Czytasz
Szaciły – wiersz Reginy Świtoń

Szaciły – wiersz Reginy Świtoń

Szaciły

Pamięci Matki

wieś – miniaturka zagubiona na mapie świata
ma w sobie coś klasztornego

niczym zakurzoną księgę odnalazłam ją
po latach aby własną tożsamość ocalić
przeszłość odczytać

spod szarej okiennicy jaskółka błysnęła
strzałą skrzydeł jakby chciała zapytać
czego tu szukam

przystanęłam w uliczce rzuconej
pod baldachimy drzew sędziwych
błękit nieba odsłonił anioł w obłok odziany

pojaśniała rosa jak łzy mojej matki
niedolą rozsypane

tu niegdyś jej dzieciństwo

otwierała dzień tęsknotą za szczęściem
sierota uboga

powitała mnie chata nasączona cieniami czasu
tupot wspomnień na progach

Regina Świtoń

foto: pixabay.com

_________
Regina Świtoń – emerytowana polonistka, poetka. Mieszka w Knyszynie. Członkini Knyszyńskiego Towarzystwa Regionalnego im. Zygmunta Augusta i Nauczycielskiego Klubu Literackiego w Białymstoku.
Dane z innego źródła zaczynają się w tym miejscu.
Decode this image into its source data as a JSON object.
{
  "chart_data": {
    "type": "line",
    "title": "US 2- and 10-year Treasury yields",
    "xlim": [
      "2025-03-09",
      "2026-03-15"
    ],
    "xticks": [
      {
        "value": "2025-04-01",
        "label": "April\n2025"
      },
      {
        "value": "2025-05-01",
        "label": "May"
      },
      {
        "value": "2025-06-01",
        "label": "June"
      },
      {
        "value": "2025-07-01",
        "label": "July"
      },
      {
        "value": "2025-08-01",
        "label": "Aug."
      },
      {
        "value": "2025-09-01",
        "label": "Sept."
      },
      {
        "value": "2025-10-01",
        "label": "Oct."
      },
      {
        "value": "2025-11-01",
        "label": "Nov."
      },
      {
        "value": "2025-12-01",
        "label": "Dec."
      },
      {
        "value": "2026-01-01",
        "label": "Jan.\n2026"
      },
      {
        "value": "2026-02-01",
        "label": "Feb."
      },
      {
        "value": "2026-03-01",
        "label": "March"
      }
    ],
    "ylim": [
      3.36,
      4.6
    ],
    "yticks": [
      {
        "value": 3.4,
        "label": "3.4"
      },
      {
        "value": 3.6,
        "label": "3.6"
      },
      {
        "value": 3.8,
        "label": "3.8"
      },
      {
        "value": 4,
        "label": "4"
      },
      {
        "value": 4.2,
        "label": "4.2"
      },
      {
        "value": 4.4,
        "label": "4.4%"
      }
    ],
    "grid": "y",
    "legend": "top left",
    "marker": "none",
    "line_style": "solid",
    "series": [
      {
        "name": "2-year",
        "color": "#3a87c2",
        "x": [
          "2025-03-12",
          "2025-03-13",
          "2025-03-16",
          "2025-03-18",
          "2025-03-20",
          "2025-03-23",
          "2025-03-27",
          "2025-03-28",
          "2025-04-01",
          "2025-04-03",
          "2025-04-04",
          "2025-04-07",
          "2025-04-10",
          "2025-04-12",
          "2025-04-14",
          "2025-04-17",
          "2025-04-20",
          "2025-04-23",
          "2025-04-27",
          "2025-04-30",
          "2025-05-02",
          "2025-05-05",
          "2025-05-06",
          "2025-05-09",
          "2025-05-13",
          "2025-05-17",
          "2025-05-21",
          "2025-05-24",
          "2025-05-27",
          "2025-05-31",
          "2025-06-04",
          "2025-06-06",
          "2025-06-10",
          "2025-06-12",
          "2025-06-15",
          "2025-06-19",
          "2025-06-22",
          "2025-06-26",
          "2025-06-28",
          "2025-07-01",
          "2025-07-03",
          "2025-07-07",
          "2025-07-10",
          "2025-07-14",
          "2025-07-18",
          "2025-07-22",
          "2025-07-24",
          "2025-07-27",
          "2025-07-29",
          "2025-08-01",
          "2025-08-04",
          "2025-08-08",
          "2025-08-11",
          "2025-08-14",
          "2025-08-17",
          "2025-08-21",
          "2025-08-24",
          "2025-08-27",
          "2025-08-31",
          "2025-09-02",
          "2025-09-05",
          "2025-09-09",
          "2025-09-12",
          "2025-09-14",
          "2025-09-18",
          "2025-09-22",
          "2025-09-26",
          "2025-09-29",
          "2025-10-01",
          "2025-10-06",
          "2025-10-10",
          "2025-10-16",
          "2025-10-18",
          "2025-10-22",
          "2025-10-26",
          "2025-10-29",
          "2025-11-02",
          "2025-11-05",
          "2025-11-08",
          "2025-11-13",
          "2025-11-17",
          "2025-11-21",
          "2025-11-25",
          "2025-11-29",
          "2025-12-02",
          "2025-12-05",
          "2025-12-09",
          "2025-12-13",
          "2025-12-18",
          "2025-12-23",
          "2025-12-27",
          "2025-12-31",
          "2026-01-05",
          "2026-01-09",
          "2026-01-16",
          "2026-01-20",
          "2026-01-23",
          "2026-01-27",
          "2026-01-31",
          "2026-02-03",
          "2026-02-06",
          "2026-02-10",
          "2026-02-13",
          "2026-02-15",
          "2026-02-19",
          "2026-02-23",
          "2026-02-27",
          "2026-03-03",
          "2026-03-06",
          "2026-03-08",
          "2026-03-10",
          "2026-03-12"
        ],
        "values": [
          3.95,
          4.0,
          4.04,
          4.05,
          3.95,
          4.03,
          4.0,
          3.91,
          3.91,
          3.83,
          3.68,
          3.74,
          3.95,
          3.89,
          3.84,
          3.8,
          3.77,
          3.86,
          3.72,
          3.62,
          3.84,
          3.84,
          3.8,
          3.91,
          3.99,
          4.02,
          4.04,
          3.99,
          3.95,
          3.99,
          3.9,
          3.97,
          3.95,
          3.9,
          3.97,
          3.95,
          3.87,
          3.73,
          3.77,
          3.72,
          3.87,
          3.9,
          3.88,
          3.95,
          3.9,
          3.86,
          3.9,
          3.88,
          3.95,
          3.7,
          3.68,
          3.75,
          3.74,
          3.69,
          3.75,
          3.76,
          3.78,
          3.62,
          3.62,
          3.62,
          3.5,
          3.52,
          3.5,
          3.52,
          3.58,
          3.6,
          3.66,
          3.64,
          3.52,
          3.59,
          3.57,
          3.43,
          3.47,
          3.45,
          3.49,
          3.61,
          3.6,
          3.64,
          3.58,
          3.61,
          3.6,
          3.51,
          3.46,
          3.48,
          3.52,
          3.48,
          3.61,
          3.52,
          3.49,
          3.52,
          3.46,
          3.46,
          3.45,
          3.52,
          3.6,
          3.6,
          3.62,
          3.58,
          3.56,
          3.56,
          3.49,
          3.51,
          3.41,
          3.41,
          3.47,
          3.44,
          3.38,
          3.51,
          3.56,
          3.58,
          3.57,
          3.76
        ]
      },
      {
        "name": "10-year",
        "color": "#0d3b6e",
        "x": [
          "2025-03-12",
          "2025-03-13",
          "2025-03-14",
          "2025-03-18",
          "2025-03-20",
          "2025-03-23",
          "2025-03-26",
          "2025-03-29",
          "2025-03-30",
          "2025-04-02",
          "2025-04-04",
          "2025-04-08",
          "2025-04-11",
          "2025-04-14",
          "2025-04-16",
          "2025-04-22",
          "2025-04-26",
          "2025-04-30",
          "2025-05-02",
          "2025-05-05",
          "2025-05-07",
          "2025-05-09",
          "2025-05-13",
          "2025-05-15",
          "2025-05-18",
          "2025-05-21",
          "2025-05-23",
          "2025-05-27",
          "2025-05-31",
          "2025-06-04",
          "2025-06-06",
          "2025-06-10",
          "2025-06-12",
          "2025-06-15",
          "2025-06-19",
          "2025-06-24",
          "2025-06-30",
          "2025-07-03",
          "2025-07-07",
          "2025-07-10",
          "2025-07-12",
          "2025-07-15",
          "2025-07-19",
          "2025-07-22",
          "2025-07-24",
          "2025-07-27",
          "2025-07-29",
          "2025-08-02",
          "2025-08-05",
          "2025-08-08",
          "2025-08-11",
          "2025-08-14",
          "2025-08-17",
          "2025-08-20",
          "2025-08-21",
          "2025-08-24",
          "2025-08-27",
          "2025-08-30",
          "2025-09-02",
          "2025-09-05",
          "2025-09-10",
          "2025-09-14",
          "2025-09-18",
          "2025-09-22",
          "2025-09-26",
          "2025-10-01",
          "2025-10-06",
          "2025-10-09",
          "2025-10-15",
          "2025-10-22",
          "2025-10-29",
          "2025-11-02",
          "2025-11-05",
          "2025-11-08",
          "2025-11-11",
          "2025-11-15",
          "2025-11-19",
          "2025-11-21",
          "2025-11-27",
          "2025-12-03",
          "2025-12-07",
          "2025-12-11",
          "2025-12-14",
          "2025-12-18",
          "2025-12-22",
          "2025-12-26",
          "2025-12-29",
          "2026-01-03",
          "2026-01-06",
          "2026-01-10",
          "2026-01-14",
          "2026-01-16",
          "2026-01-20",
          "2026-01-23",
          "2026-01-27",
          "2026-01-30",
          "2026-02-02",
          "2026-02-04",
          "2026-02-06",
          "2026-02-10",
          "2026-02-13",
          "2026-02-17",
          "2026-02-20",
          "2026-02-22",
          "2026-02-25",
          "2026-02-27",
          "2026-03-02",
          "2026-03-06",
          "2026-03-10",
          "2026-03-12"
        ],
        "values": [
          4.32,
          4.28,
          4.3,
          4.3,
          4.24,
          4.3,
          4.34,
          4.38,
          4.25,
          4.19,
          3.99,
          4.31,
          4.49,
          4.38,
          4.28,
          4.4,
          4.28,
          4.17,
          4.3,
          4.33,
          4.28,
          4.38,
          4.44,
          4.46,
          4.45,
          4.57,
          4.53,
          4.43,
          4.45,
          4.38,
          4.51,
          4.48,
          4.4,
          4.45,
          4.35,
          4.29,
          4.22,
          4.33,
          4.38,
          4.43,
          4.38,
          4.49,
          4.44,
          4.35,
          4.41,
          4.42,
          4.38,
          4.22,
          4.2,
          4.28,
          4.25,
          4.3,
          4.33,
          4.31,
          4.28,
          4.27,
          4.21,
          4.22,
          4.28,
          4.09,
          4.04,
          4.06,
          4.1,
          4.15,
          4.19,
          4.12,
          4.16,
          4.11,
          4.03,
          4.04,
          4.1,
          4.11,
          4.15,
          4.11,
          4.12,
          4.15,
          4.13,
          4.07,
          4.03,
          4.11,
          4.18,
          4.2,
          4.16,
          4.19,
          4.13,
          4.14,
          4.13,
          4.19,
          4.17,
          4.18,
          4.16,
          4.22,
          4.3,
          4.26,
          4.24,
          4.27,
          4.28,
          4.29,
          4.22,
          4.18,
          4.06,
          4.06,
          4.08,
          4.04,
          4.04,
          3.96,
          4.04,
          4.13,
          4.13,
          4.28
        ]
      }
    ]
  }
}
Autorka kilkunastu tomików poetyckich, współautorka tomików z serii poetyckiej ,,Kajety Starobojarskie”: Wyjaśniając siebie (2010), Pomiędzy zmierzchem a świtem  (2016).  Laureatka wielu konkursów literackich. Jej wiersze publikowane były w ponad 60 wydawnictwach zbiorowych: pokonkursowych, antologiach poezji, almanachach (m.in. w esperanto), w ,,Nowym Gońcu Knyszyńskim”, w kwartalniku NKL ,,Najprościej”, w ,,Modzie na Zdrowie”, w ,,Służbie Miłosierdzia”.